When I got close to where I wanted to go, a strong arm stopped me. “No one can go any further than this.” An office had stopped me.

“My wife is down here. I need to find her,” I implored him.

“There are lots of wives and husbands down here, mister. You’ll have to wait, just like everyone else.” He gave me a slight push to get back, and it only made me mad.

“Listen to me,” I said through gritted teeth.

The sound of more ambulances made me look up. Three stopped, and the paramedics got out. They swarmed through the people who were standing around. “Clear this entire area,” one of them said. “We’ve got to be able to see to the wounded.”

My heart stopped when someone called out, “We’ve got an unresponsive civilian over here.”

Another called out, “No pulse here.”

“Get them on the trucks,” someone else shouted.

I watched as people were placed on stretchers, strapped down then taken to the backs of the waiting ambulances. Those three drove away, and three more came in right behind them.

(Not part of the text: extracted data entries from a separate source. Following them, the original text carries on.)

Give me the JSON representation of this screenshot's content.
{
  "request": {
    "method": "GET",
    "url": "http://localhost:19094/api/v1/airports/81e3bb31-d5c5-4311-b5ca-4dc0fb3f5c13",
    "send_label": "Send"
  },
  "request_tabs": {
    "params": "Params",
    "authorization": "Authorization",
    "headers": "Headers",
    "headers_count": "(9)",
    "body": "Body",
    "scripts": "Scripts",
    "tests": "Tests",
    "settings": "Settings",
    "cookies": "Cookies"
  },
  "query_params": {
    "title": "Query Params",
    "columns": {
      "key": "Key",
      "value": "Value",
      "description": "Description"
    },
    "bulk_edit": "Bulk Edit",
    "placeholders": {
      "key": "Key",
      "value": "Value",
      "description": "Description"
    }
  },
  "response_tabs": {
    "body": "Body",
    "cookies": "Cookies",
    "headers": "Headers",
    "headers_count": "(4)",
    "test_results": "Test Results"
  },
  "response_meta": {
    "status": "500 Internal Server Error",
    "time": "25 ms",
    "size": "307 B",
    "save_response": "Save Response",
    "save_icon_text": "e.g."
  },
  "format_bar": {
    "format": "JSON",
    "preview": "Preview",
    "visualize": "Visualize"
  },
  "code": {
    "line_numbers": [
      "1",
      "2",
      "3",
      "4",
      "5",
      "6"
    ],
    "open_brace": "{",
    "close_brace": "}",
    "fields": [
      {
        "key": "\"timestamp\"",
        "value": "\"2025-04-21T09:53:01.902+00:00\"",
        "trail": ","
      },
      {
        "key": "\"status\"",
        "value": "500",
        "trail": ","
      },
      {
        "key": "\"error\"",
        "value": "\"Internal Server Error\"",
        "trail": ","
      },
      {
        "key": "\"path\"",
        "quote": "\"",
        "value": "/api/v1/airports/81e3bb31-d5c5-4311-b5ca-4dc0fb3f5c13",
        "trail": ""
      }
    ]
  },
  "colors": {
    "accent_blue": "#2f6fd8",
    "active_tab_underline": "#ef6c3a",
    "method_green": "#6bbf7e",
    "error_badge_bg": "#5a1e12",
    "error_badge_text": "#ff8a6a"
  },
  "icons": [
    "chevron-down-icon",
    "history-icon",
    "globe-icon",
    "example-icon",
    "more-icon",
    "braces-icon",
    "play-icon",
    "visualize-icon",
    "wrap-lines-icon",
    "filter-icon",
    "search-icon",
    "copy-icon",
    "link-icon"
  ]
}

The same thing followed. The paramedics searched, found, and took away. But this time I saw dark blonde hair falling across the top of the stretcher. “Hey, wait!”

The cop turned to give me a frown. “I thought I told you …”

“I think that’s her.” I pointed at the moving stretcher that was about to be put into the ambulance. “Please just let me see if it’s her.”

He moved his arm then jerked his head. “Hurry up.”

I ran toward the stretcher and every step I took made my blood drop a degree colder. When I got all the way to them, I finally saw her face. Blood ran in tiny rivers from her forehead and nose. “Oh, God!” I felt my knees buckle.

“Do you know her?” one of the paramedics asked.

“She’s my wife.” I knew that they wouldn’t let me see her if I told them anything else—I had learned that the hard way once before.